The CHT and cooling issues are an airframe design compromise. Minimizing cooling air flow to that required for adequate cooling at cruise power/altitude maximizes cruise speed. Cowl flaps when fitted help reduce the compromise at the expense of another system. Also, the higher the CHT, the lower the required cooling flow & drag. The higher CHT of an air cooled engine is a cooling drag advantage over liquid cooling which is limited to 100 C / 212 F or a little higher. Increasing efficiency requires stressing material more – which is often the case in any design situation.
Pressurised liquid cooling isn’t limited to 100C.
Welcome to the 1990es.
Perhaps a little information and data in your posts might be helpful Shorrick Making endless, bitter one liners does make one look silly.
That aside, I said “limited to 100 C / 212 F or a little higher”. Late model automotive engines operate in the range of 200-250 F, consistent with what I actually said, but you’re right in your implication that they’ve increased coolant temperature by about 30 F over the last few years to move it into that range. One of the motivations to do so was to reduce radiator size. An air cooled engine does the same thing only more so by eliminating the radiator and raising the cooling surface temperature to perhaps 390 degrees F. Obviously that creates issues with material strength if taken too far, but it provides a much higher temperature differential relative to ambient air, and more effective cooling for the same surface area.
What temperature and pressure do the Mercedes car-based aero engines run their coolant?
thanks all for your comments, and the added info regarding why certain rules apply to lycomings.
I am going to tackle replacing the baffles in the morn!
Will take pics and post them if there is any interest.
Timothy – have you checked your EDM is not out of adjustment?
Oh yes. This diagnosis has been going on for nearly 20 years!
I’ll gladly expand Silvaire. OM668s can run as high as 2 bars and 130C cooling.
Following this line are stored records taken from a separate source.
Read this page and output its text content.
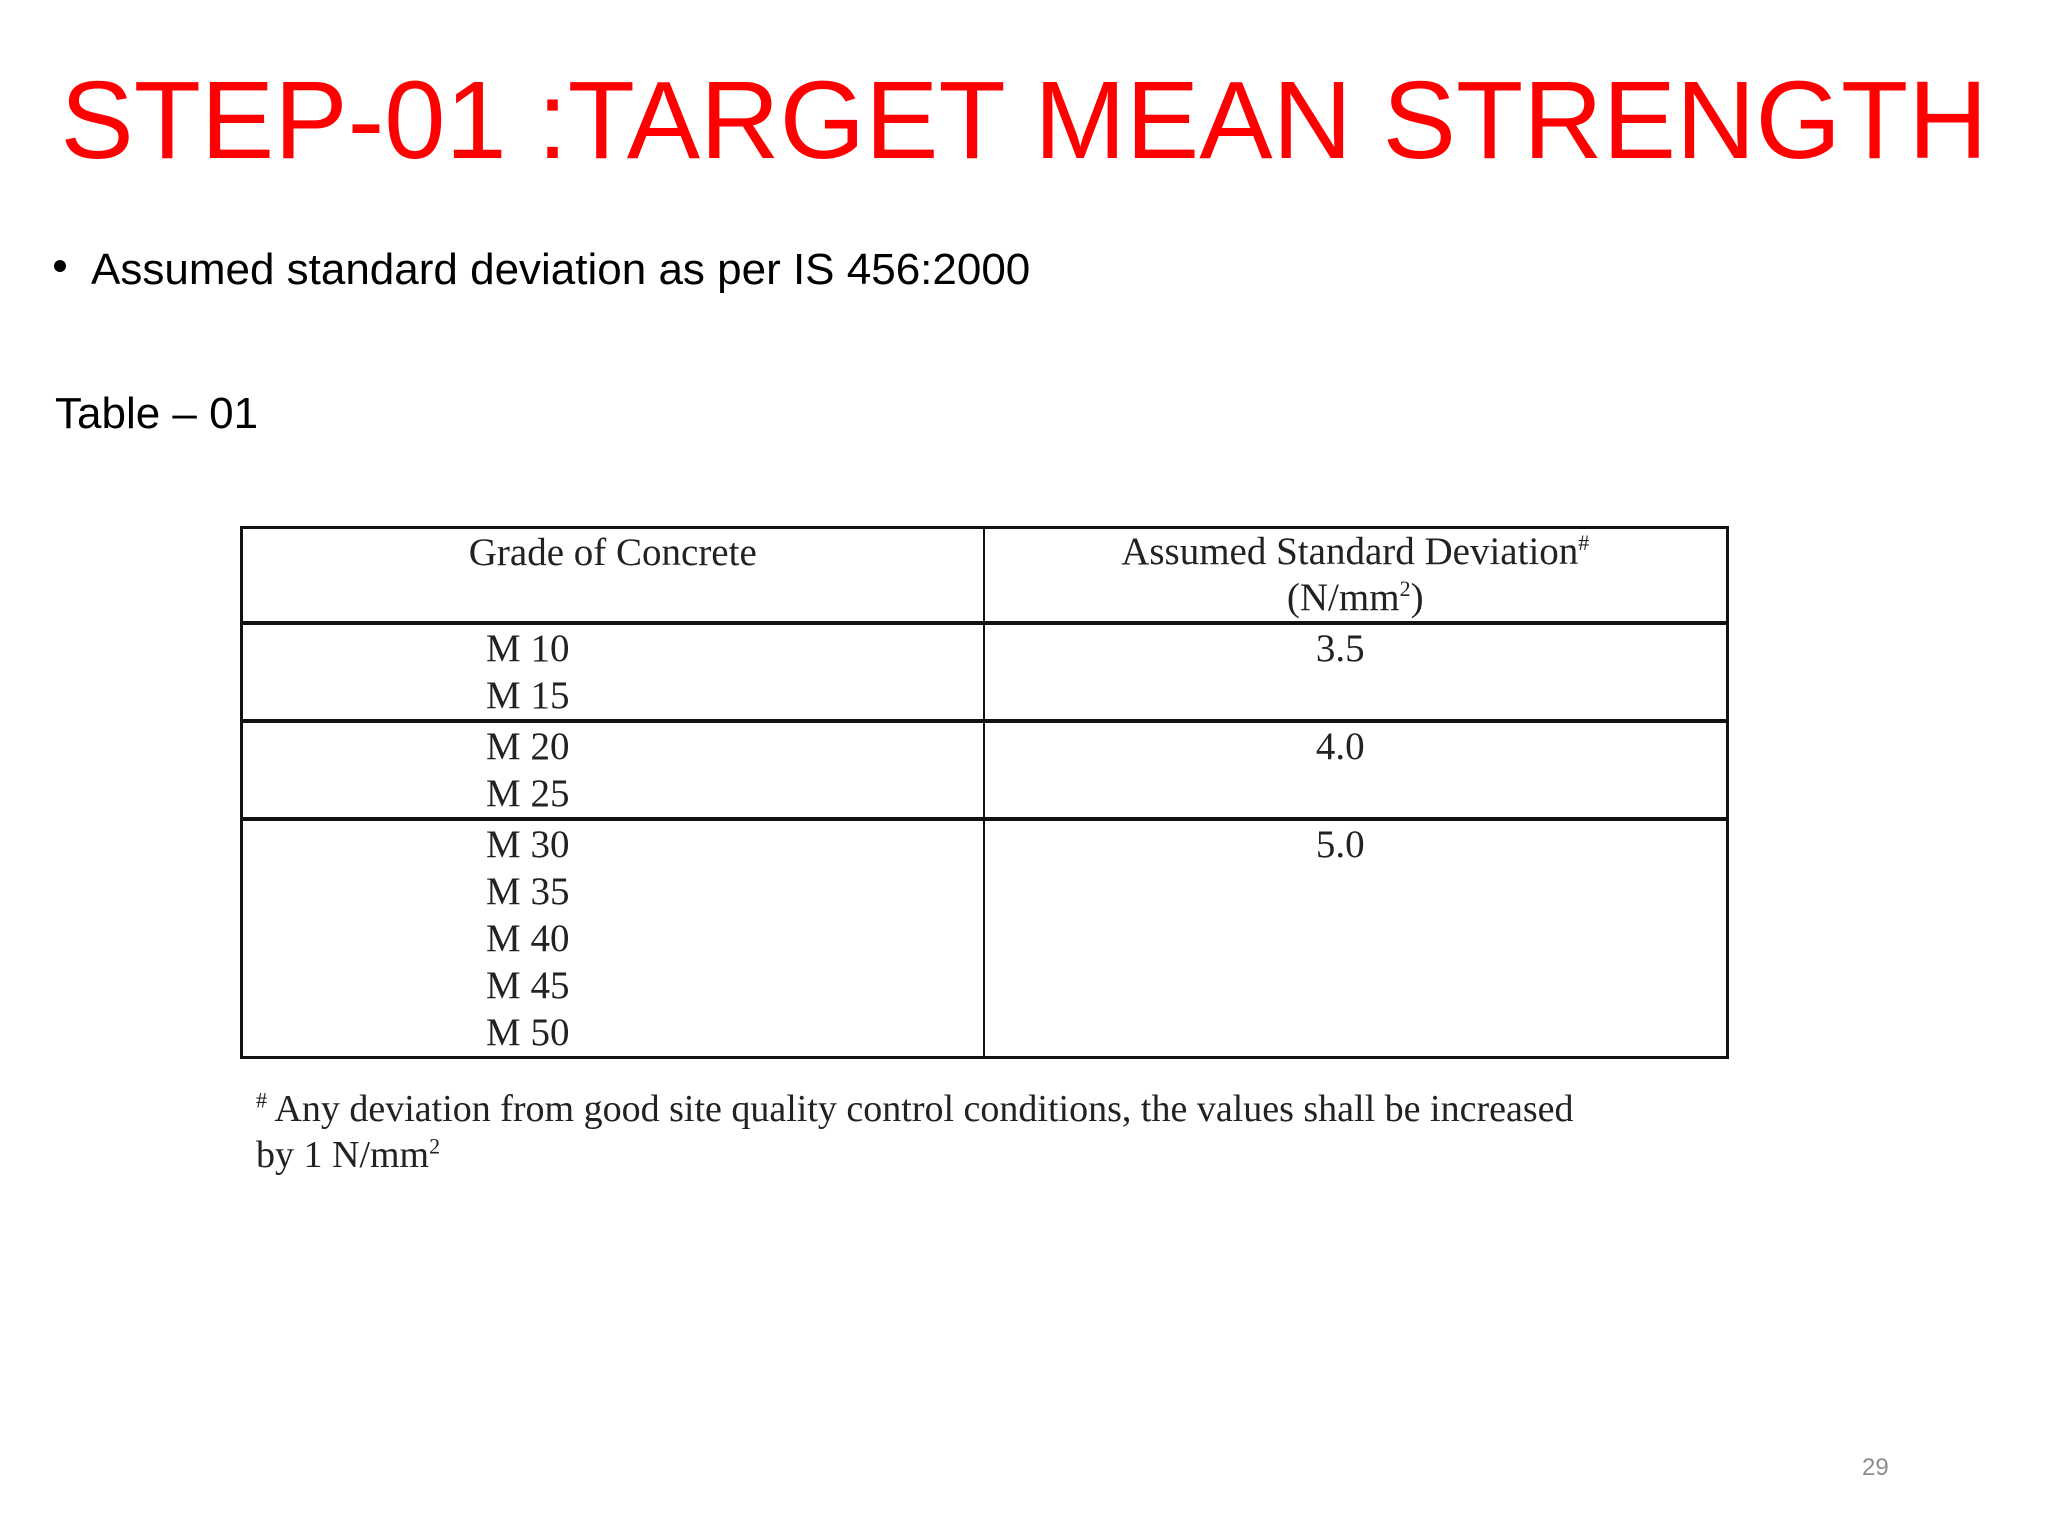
STEP-01 :TARGET MEAN STRENGTH
Assumed standard deviation as per IS 456:2000
Table – 01
Grade of Concrete	Assumed Standard Deviation#
$(N/mm^2)$

M 10
M 15	3.5

M 20
M 25	4.0

M 30
M 35
M 40
M 45
M 50	5.0
# Any deviation from good site quality control conditions, the values shall be increased
by 1 $N/mm^2$
29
Further to that, as I am sure you well know, “effective cooling” is a function not only of temperature delta and surface but also of specific heat. Liquid cooling has been operationally proved since the 40es to be vastly more effective at channelling heat away from cylinders in a more aerodynamic package. The only nag people could find about it was “it doesn’t deal with bullet holes very well” – which while true doesn’t apply much to GA operation.
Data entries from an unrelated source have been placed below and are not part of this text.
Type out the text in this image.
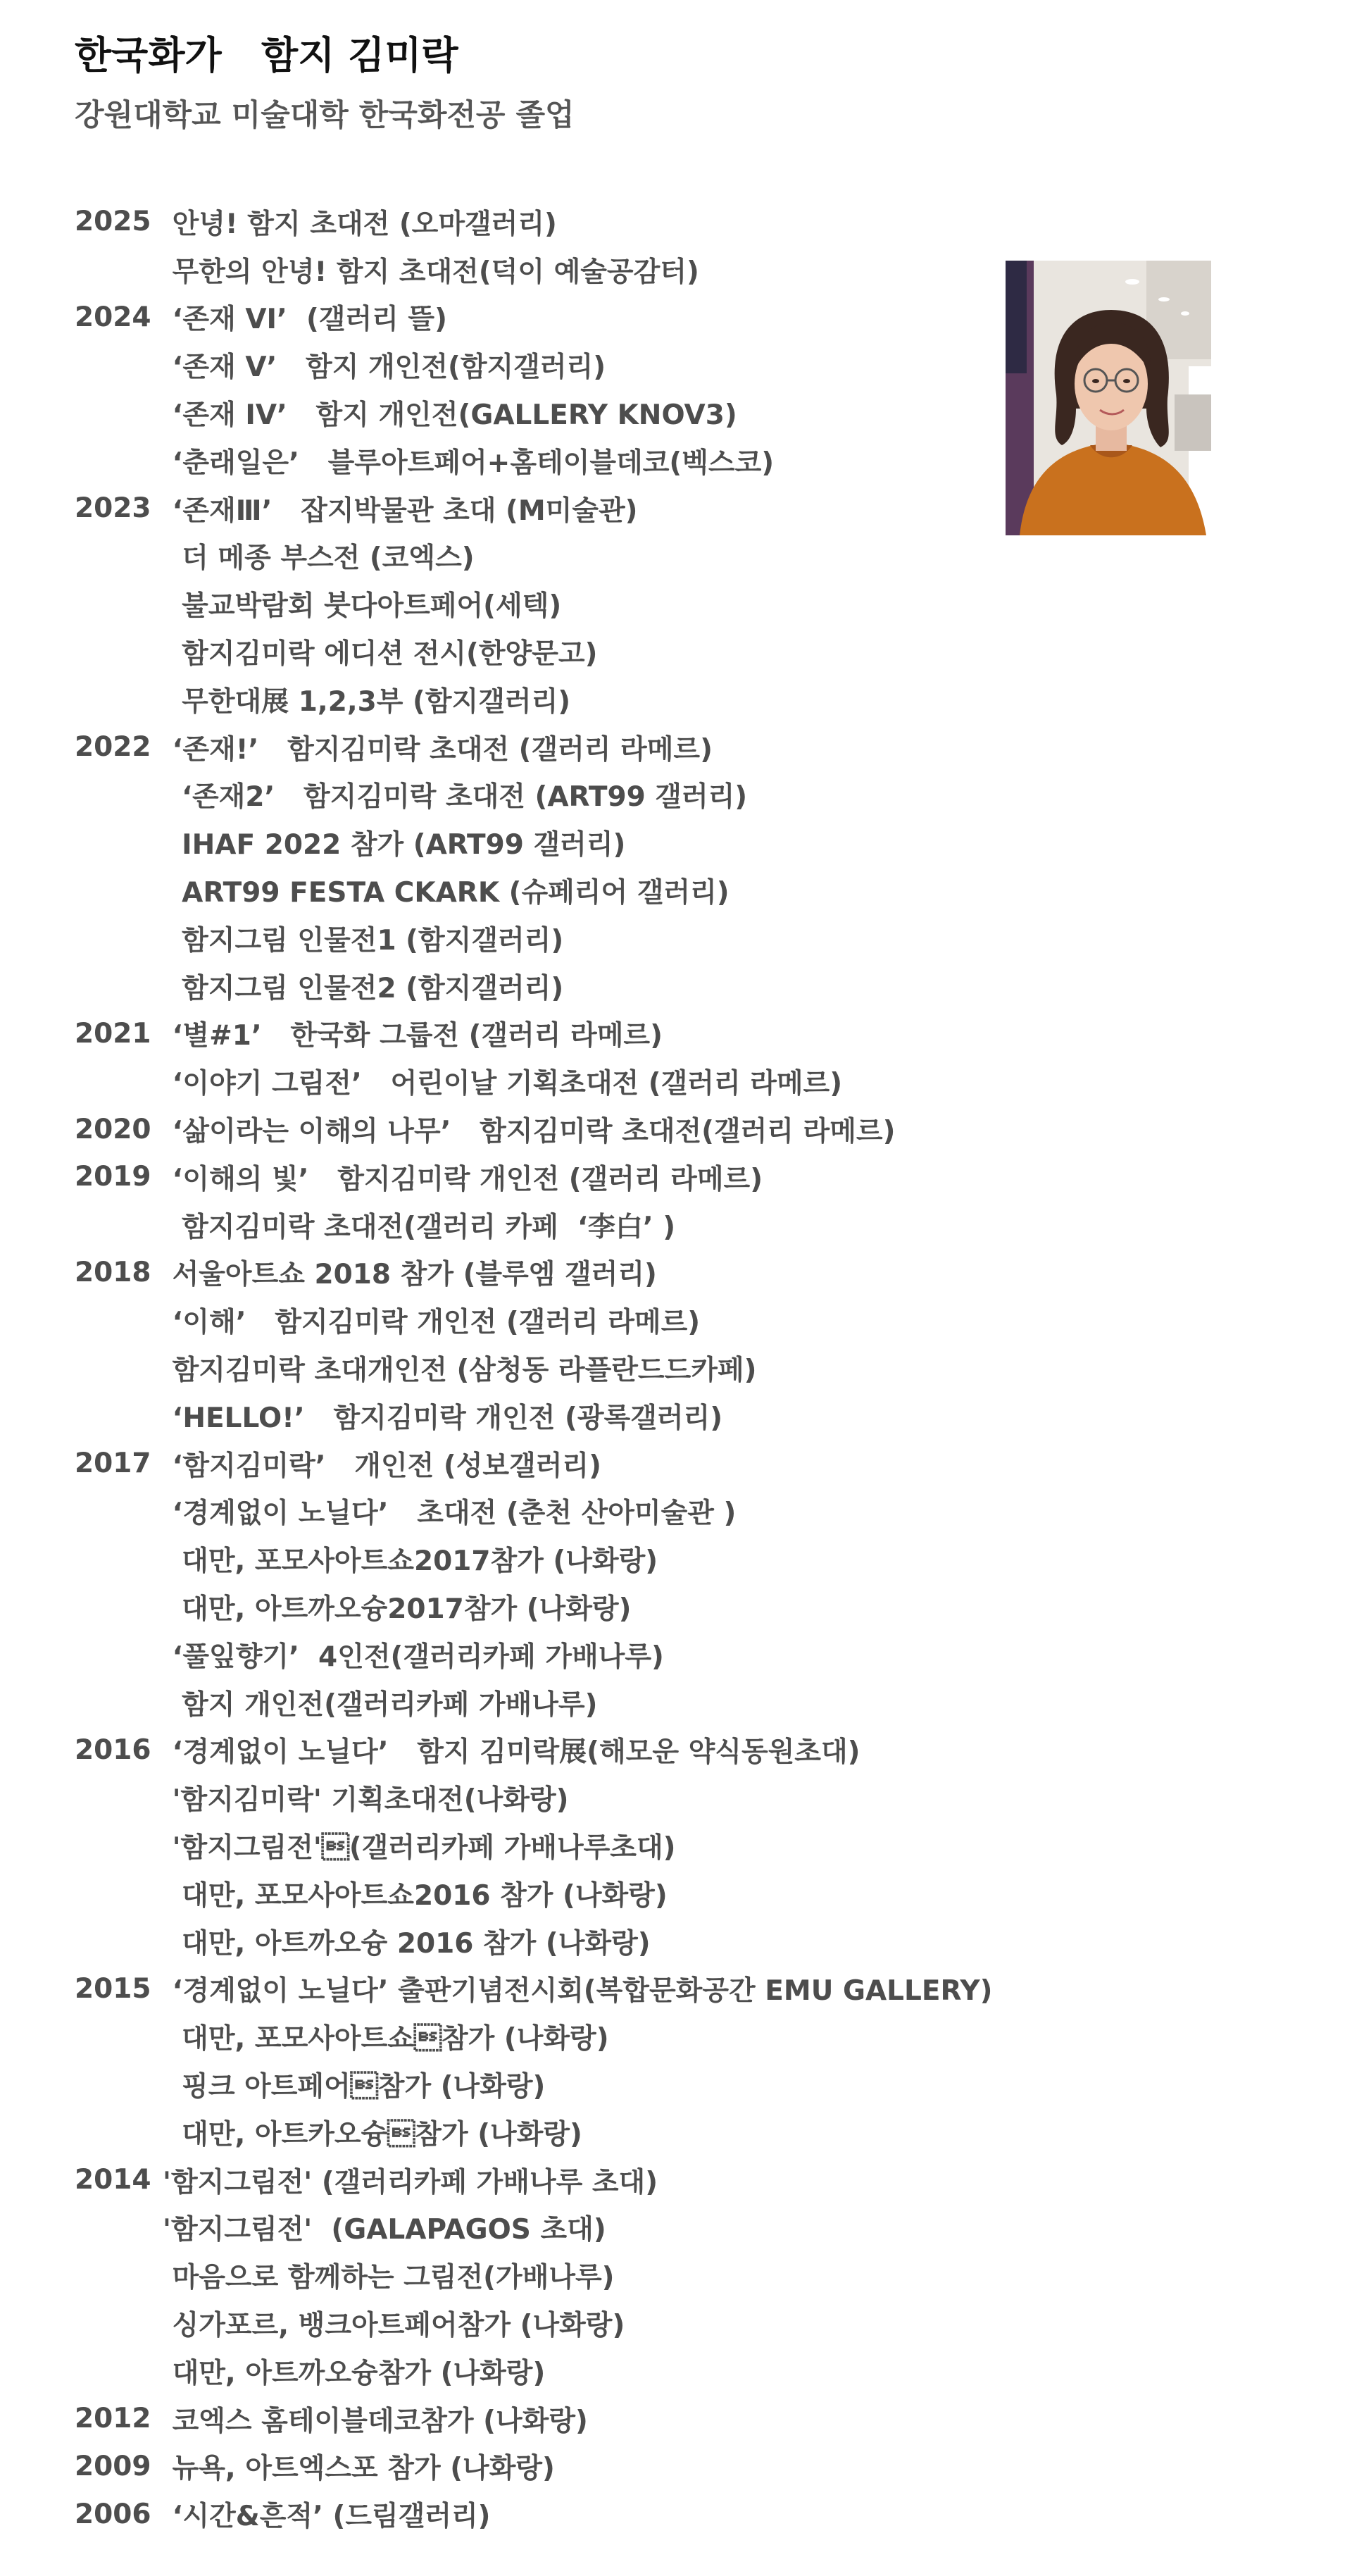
한국화가   함지 김미락
강원대학교 미술대학 한국화전공 졸업
2025 안녕! 함지 초대전 (오마갤러리)
무한의 안녕! 함지 초대전(덕이 예술공감터)
2024 ‘존재 VI’  (갤러리 뜰)
‘존재 V’   함지 개인전(함지갤러리)
‘존재 IV’   함지 개인전(GALLERY KNOV3)
‘춘래일은’   블루아트페어+홈테이블데코(벡스코)
2023 ‘존재Ⅲ’   잡지박물관 초대 (M미술관)
더 메종 부스전 (코엑스)
불교박람회 붓다아트페어(세텍)
함지김미락 에디션 전시(한양문고)
무한대展 1,2,3부 (함지갤러리)
2022 ‘존재!’   함지김미락 초대전 (갤러리 라메르)
‘존재2’   함지김미락 초대전 (ART99 갤러리)
IHAF 2022 참가 (ART99 갤러리)
ART99 FESTA CKARK (슈페리어 갤러리)
함지그림 인물전1 (함지갤러리)
함지그림 인물전2 (함지갤러리)
2021 ‘별#1’   한국화 그룹전 (갤러리 라메르)
‘이야기 그림전’   어린이날 기획초대전 (갤러리 라메르)
2020 ‘삶이라는 이해의 나무’   함지김미락 초대전(갤러리 라메르)
2019 ‘이해의 빛’   함지김미락 개인전 (갤러리 라메르)
함지김미락 초대전(갤러리 카페  ‘李白’ )
2018 서울아트쇼 2018 참가 (블루엠 갤러리)
‘이해’   함지김미락 개인전 (갤러리 라메르)
함지김미락 초대개인전 (삼청동 라플란드드카페)
‘HELLO!’   함지김미락 개인전 (광록갤러리)
2017 ‘함지김미락’   개인전 (성보갤러리)
‘경계없이 노닐다’   초대전 (춘천 산아미술관 )
대만, 포모사아트쇼2017참가 (나화랑)
대만, 아트까오슝2017참가 (나화랑)
‘풀잎향기’  4인전(갤러리카페 가배나루)
함지 개인전(갤러리카페 가배나루)
2016 ‘경계없이 노닐다’   함지 김미락展(해모운 약식동원초대)
'함지김미락' 기획초대전(나화랑)
'함지그림전'(갤러리카페 가배나루초대)
대만, 포모사아트쇼2016 참가 (나화랑)
대만, 아트까오슝 2016 참가 (나화랑)
2015 ‘경계없이 노닐다’ 출판기념전시회(복합문화공간 EMU GALLERY)
대만, 포모사아트쇼참가 (나화랑)
핑크 아트페어참가 (나화랑)
대만, 아트카오슝참가 (나화랑)
2014 '함지그림전' (갤러리카페 가배나루 초대)
'함지그림전'  (GALAPAGOS 초대)
마음으로 함께하는 그림전(가배나루)
싱가포르, 뱅크아트페어참가 (나화랑)
대만, 아트까오슝참가 (나화랑)
2012 코엑스 홈테이블데코참가 (나화랑)
2009 뉴욕, 아트엑스포 참가 (나화랑)
2006 ‘시간&흔적’ (드림갤러리)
So as an engineer you have to ask yourself whether you build a “simple” engine that is dependent on external factors like weather or airport infrastructure in order to reach design clearance parameters (truncated cone cylinders… great idea) – or a marginally more complex design that is self-sustainable in operation and does not impose performance penalties.
Well – you ask yourself these questions if you actually want to build a product that actually sells.
How many instances of water pump failure or heat stress induced internal failures on OM668 derivatives vs heat stress induced failures on air-cooled designs?
The Extra 400 has a Continental TSIOL-550 which is liquid cooled. It was expected to be available in the 400hp range but never made it to more than 350/325hp which is why the Extra 400 eventually failed. However, from what I hear, the engine is very reliable and easy to keep within its operating temperature range and generally a good engine. Even the primitive avgas engines can benefit from liquid cooling.
The OM668 aero engines have very favorable reliability figures. Initially there were a bunch of issues, mostly connected to situations where the ECU could lose power which is obviously fatal for those engines. That was addressed by extra redundancy.
Obviously the very crude setup in the DA42-NG is not an argument pro liquid cooled engines. That was a huge step back in engineering quality from the Thielert engines. With the latest DA42 VI, it looks a lot better.